This week on Fox News Megan Kelly insisted that both Santa and Jesus are (or were) white. I thought it was interesting that this latest race kerfuffle coincided with the Feast Day of Our Lady of Guadalupe (December 12 in the US). This from Catholic.org:
“When we reflect on the feast of Our Lady of Guadalupe we learn two important lessons, one of faith and one of understanding. Missionaries who first came to Mexico with the conquistadors had little success in the beginning. After nearly a generation, only a few hundred Native Mexicans had converted to the Christian faith. Whether they simply did not understand what the missionaries had to offer or whether they resented these people who made them slaves, Christianity was not popular among the native people.
Then in 1531 miracles began to happen. Jesus’ own mother appeared to humble Juan Diego. The signs — of the roses, of the uncle miraculously cured of a deadly illness, and especially of her beautiful image on Juan’s mantle — convinced the people there was something to be considered in Christianity. Within a short time, six million Native Mexicans had themselves baptized as Christians.
The first lesson is that God has chosen Mary to lead us to Jesus. No matter what critics may say of the devotion of Mexicans (and Mexican descendants) to Our Lady of Guadalupe, they owe their Christianity to her influence. If it were not for her, they would not know her son, and so they are eternally grateful. The second lesson we take from Mary herself. Mary appeared to Juan Diego not as a European madonna but as a beautiful Aztec princess speaking to him in his own Aztec language. If we want to help someone appreciate the gospel we bring, we must appreciate the culture and the mentality in which they live their lives. By understanding them, we can help them to understand and know Christ.
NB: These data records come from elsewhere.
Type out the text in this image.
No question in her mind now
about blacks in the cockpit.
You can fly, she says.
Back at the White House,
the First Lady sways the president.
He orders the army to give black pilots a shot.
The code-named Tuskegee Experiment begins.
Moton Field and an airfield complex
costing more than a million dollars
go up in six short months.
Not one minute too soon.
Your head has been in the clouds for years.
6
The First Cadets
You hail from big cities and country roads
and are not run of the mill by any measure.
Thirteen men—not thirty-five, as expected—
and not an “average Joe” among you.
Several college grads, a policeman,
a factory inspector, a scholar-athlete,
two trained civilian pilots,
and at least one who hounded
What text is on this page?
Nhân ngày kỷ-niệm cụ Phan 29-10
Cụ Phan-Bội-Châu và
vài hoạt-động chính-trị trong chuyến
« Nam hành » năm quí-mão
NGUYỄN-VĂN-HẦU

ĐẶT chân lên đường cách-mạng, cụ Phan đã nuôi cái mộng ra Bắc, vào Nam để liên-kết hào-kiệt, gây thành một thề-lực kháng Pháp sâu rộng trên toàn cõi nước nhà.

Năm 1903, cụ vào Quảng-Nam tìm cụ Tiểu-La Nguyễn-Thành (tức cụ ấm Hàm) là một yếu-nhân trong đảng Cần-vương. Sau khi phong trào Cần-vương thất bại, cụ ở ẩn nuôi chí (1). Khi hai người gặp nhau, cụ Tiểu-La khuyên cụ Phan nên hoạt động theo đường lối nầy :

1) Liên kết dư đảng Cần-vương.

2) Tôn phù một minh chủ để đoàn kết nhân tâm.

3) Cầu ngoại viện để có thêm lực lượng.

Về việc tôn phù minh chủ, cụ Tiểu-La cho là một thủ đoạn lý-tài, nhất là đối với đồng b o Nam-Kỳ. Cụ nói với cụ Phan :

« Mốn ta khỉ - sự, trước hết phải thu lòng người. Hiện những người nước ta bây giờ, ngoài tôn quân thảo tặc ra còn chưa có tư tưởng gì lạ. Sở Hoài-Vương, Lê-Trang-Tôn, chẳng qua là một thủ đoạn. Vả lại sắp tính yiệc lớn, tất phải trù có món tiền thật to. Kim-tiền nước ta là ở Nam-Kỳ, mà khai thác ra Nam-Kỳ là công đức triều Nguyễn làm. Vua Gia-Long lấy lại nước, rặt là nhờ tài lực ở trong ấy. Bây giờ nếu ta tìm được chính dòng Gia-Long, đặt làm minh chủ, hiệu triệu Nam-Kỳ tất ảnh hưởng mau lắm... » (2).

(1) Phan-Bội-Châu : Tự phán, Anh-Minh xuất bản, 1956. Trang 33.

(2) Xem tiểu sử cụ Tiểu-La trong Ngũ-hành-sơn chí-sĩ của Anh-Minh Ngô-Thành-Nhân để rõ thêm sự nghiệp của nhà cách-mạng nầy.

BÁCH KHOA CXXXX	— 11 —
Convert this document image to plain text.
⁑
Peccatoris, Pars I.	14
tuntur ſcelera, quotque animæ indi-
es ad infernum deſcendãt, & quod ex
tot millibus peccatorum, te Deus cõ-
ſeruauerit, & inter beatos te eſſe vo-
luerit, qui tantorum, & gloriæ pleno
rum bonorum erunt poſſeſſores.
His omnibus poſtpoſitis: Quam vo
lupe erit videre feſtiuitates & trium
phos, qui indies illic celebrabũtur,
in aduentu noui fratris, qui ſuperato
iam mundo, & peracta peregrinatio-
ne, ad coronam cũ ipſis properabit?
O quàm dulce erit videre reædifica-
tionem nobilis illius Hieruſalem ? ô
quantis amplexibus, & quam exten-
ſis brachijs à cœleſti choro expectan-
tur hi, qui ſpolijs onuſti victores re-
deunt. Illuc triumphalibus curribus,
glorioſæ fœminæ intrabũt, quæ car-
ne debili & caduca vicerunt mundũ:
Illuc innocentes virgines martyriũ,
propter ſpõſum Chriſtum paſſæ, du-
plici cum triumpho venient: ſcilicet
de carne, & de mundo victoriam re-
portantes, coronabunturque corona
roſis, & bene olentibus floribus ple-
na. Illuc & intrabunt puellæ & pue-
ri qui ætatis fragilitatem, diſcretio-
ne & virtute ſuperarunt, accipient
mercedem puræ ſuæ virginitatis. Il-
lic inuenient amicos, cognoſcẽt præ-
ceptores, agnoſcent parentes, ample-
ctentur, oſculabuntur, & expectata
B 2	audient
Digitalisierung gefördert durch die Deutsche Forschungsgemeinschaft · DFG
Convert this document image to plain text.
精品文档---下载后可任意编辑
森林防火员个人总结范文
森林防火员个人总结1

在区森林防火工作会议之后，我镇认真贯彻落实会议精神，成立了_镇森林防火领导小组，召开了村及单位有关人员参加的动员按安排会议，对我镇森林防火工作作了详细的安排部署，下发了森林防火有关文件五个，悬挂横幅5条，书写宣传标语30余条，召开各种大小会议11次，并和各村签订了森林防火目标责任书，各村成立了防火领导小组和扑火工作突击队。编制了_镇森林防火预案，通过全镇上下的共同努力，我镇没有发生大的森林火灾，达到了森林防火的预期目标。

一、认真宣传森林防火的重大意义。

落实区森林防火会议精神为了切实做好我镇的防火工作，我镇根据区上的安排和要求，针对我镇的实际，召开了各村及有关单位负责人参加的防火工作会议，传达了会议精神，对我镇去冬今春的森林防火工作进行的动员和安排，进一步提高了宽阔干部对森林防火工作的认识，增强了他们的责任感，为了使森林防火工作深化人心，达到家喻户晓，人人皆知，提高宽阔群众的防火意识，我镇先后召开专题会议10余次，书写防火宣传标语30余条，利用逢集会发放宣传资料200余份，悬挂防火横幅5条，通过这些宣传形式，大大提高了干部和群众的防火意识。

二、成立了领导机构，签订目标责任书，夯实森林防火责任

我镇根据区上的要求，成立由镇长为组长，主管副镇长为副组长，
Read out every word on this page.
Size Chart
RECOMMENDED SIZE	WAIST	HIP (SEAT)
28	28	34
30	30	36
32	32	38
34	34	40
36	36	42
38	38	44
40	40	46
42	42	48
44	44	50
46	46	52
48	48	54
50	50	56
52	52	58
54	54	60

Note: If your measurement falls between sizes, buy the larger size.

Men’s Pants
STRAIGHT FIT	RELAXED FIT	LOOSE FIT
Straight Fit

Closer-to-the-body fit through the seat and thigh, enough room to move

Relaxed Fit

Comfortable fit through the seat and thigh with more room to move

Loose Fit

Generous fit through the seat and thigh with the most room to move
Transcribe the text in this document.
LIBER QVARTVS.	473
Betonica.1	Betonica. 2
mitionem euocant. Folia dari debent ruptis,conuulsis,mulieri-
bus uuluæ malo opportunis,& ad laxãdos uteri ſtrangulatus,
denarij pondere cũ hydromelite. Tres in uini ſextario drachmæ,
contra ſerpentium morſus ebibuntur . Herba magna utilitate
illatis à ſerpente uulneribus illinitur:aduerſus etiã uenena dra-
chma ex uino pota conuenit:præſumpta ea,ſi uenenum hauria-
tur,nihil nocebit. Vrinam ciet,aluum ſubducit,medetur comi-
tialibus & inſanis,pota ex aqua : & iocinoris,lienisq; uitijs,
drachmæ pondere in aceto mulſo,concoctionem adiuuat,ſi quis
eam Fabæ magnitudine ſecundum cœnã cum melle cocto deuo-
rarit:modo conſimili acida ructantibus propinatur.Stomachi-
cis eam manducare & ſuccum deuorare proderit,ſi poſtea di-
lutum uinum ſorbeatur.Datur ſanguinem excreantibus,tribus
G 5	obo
Our Lady of Guadalupe is patron of the Americas.”
I only bring this up here because we cannot deny a connection between militarism and ideas of white superiority, or American superiority, or the idea that the lives of certain people are more valuable than the lives of others. I am not calling Megan Kelly a racist! If I had to speak on live television and be constantly recorded, I’m sure I’d get caught saying some things I didn’t mean or didn’t mean in a certain way, too. I am simply pointing out that her comments betray certain assumptions or ingrained ways of thinking, often unexamined, which Mary, when she appeared to Juan Diego, definitely undermined!